我正在抓取Web数据,解析它并将其写入数据库。这是“插入”部分:
public void insert(String comp, String title, String date, String location, String keyword){
String query = "INSERT INTO "+ dbtablename +" "
+ "(company_name,job_title,date_created,location, platform, keyword) VALUES "
+ "(\""+comp+"\",\""+title+"\",\""+date+"\",\""+location+"\",\""+ platform +"\",\""+keyword + "\");";
OpenConnectionDB();
try {
this.statement = this.connection.createStatement();
this.statement.execute(query);
statement.close();
} catch (SQLException ex) {
Logger.getLogger(Database.class.getName()).log(Level.SEVERE, null, ex);
}
finally {closeConnectionDB();}
closeConnectionDB();
}
连接创建如下:
public void getData(Database c) throws IOException
{
// try {
CSVReader reader = new CSVReader(new FileReader(csvFilename), ';');
String[] row = null;
while((row = reader.readNext()) != null) {
for (int i=0; i< row.length; i=i+2 )
{
System.out.println(row[i].trim());
System.out.println( "C:/Talend/workspace/WEBCRAWLER/output/keywords_"+row[i].trim()+".txt");
Document document = Jsoup.parse(new File("C:/Talend/workspace/WEBCRAWLER/output/keywords_"+row[i].trim()+".txt"), "utf-8");
Elements elements = document.select(".joblisting");
for (Element element : elements)
{
// Parse Data into Elements
Elements jobTitleElement = element.select(".job_title span");
Elements companyNameElement = element.select(".company_name span[itemprop=name]");
Elements locationElement = element.select(".locality span[itemprop=addressLocality]");
Elements dateElement = element.select(".job_date_added [datetime]");
// Strip Data from unnecessary tags
String companyName = companyNameElement.text();
String jobTitle = jobTitleElement.text();
String location = locationElement.text();
String timeAdded = dateElement.attr("datetime");
String cleanJobTitle = jobTitle.replaceAll("\"", "");
c.insert(companyName, cleanJobTitle, timeAdded, location, row[i].trim());
c.closeConnectionDB();
}
}
// return row[rowCount];
}
//...
reader.close();
}
它工作正常,但在某些时候它会引发这个错误:
Jul 29, 2014 1:26:03 PM org.jsoup.examples.Database OpenConnectionDB
SEVERE: null
com.mysql.jdbc.exceptions.jdbc4.CommunicationsException: Communications link failure
The last packet sent successfully to the server was 0 milliseconds ago. The driver has not received any packets from the server.

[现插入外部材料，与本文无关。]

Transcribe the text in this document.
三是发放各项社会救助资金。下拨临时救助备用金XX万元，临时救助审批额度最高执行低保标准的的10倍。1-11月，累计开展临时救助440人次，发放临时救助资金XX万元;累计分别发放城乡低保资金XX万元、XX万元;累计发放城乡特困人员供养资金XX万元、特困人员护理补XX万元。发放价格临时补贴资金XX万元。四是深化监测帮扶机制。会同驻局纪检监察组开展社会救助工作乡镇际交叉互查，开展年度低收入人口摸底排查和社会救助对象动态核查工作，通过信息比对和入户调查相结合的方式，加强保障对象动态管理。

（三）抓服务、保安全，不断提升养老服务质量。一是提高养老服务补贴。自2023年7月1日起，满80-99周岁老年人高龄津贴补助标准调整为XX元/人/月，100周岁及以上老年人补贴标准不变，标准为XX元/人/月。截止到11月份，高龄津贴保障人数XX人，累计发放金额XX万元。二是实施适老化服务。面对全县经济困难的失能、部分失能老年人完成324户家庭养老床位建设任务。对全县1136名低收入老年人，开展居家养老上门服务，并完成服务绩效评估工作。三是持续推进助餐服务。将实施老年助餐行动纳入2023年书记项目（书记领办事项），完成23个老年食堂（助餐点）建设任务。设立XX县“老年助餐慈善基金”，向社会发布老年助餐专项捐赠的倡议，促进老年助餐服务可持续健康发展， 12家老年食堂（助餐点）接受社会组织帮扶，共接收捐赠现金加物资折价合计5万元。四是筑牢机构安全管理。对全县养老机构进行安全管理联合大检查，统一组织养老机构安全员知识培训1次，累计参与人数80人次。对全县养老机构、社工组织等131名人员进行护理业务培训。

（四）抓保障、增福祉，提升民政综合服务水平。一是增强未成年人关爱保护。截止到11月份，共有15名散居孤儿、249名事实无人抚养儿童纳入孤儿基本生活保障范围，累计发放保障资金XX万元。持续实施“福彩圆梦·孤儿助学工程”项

at sun.reflect.NativeConstructorAccessorImpl.newInstance0(Native Method)
at sun.reflect.NativeConstructorAccessorImpl.newInstance(Unknown Source)
at sun.reflect.DelegatingConstructorAccessorImpl.newInstance(Unknown Source)
at java.lang.reflect.Constructor.newInstance(Unknown Source)
at com.mysql.jdbc.Util.handleNewInstance(Util.java:409)
at com.mysql.jdbc.SQLError.createCommunicationsException(SQLError.java:1127)
at com.mysql.jdbc.MysqlIO.<init>(MysqlIO.java:356)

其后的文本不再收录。